If we were to judge by the caves existing in the area of Brotnjo as well as in the parish of Medjugorje, we can't completely exclude the likelihood of habitation as far back as the older Stone Age period. From the later Stone Age period, there is material proof of the existence of a pre-Illyrian culture and civilisation in the area. In the older Bronze Age, there is proof of Illyrian tribes. Copper objects found in the area are evidence of an intensive way of life. Some walled settlements on the higher points, so-called "gradine" ( castle ruins ), which were either circular or square in shape, date from this period.he writings on the gravestones testify that Roman legions and cohorts were situated in the area, and that Roman veteran squaddies lived there. There remain some pieces of a road from the time of the Romans, built in the 3rd century. He most serious archaeological site from the Roman time is to be found in the Catholic cemetery in Miletina, where some vestiges of buildings made of Roman bricks have been discovered , nevertheless it hasn't been sufficiently examined.
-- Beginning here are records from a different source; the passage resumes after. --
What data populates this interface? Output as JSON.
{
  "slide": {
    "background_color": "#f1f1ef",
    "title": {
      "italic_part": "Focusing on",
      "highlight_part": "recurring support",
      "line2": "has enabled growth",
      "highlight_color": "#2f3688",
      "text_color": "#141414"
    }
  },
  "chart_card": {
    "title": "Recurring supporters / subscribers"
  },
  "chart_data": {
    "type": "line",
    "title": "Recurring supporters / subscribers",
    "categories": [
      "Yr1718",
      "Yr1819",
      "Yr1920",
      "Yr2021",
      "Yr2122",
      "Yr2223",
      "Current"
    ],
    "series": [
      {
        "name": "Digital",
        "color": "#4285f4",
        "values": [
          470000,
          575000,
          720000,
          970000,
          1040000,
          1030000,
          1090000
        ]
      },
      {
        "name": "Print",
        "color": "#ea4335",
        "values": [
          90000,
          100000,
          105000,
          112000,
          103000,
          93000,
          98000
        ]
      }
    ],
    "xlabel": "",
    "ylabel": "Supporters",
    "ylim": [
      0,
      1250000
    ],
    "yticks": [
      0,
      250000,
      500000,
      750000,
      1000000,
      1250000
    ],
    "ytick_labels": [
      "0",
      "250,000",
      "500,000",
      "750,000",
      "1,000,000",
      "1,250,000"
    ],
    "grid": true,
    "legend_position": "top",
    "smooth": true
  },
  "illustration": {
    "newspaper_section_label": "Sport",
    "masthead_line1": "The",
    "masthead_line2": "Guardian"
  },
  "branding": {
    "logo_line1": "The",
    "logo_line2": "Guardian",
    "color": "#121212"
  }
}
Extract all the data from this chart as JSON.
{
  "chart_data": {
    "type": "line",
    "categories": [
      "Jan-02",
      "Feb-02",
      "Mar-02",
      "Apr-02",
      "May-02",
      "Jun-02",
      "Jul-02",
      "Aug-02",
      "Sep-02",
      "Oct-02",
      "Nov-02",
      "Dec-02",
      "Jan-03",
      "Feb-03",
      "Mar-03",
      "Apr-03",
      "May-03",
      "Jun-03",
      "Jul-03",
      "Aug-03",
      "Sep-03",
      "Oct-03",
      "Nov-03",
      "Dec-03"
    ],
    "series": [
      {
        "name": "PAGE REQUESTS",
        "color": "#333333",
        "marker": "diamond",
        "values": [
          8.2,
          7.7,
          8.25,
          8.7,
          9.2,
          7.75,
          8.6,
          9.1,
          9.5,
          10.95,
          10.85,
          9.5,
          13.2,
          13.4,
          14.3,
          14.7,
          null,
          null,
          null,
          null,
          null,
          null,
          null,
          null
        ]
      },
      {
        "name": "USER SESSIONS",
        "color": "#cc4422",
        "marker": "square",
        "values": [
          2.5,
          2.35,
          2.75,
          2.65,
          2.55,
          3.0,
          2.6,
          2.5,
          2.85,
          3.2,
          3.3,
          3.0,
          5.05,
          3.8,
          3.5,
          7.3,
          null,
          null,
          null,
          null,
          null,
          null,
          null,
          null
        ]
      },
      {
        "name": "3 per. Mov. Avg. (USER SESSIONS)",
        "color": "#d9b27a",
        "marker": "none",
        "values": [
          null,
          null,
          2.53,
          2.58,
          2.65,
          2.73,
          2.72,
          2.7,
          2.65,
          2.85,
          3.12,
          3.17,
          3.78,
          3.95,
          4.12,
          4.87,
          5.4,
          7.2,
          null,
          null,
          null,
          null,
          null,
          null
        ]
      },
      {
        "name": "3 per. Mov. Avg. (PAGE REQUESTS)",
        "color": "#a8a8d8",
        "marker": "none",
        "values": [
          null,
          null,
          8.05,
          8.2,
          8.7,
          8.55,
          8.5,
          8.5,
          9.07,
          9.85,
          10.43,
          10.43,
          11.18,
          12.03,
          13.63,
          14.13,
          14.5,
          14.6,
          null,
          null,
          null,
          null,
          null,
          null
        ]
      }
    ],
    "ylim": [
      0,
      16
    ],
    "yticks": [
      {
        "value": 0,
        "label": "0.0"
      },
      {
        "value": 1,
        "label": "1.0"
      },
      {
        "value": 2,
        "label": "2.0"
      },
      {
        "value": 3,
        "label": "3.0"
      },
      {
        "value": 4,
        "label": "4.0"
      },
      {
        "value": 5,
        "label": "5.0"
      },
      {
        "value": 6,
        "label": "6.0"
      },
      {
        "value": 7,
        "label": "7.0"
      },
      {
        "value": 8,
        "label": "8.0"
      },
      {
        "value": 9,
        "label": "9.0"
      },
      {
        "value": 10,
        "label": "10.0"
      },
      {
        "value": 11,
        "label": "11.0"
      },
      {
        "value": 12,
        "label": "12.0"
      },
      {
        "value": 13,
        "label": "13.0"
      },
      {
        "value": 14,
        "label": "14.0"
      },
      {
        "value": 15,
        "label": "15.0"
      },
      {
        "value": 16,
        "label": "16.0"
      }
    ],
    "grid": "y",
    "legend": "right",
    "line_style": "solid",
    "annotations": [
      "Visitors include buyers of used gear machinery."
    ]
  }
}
At the end of the 6th century, Croatians started to establish themselves in these regions. The region of Brotnjo represented a tribal political-territorial unit, a district, with a tribal regional chief, a district prefect. Up to the 12 th century, this area was Glagolitic. The famous Plaque of Humac testifies to this. In the second 1/2 the 12th century a kind of the Cyrillic alphabet called Bosancica overcame. In the area of Brotnjo, not one mediaeval Latin inscription is to be found, only Croatian inscriptions drafted in Bosancica.
Bosnia and Herzegovina dropped under Turkish power in the year 1463. The Turkish attackers wished to occupy the whole of Croatia too, to reach Vienna and Rome, and similarly further west. Not only were many Croatian lives lost in constant warfare, but the central bit of Croatia - its heart - was also took away : Bosnia and Herzegovina.
The life of the Catholics under Turkish rule was continually exposed to the forced passage into Islam, to oppression and to persecution. Under the Turkish feudal system, no Croatian could possess anything immovable. Catholics were permanently thought about as enemies of the state, because their head was in enemy territory : Rome.
The activities of the Franciscans in these areas from the very time of their arrival had a major influence on the survival of Croatians under cultural, non secular and each other aspect. The Franciscans emerged in Croatian regions in the first decades of the 13th century. During the whole time of the Turkish occupation ( 1463 to 1878 ), the Franciscans were the sole ones who tended to the non secular needs of the Croatian Catholics in Bosnia and Herzegovina, and their only representatives and defenders in front of the Turkish administration.
The 1st Franciscan Province to be set up in the region of Bosnia and Herzegovina was the Bosnian Franciscan Province. In 1852, the Herzegovinian Custody was established, and in 1892 the Herzegovinian Franciscan province was founded, members of which serve today in the parish of Medjugorje.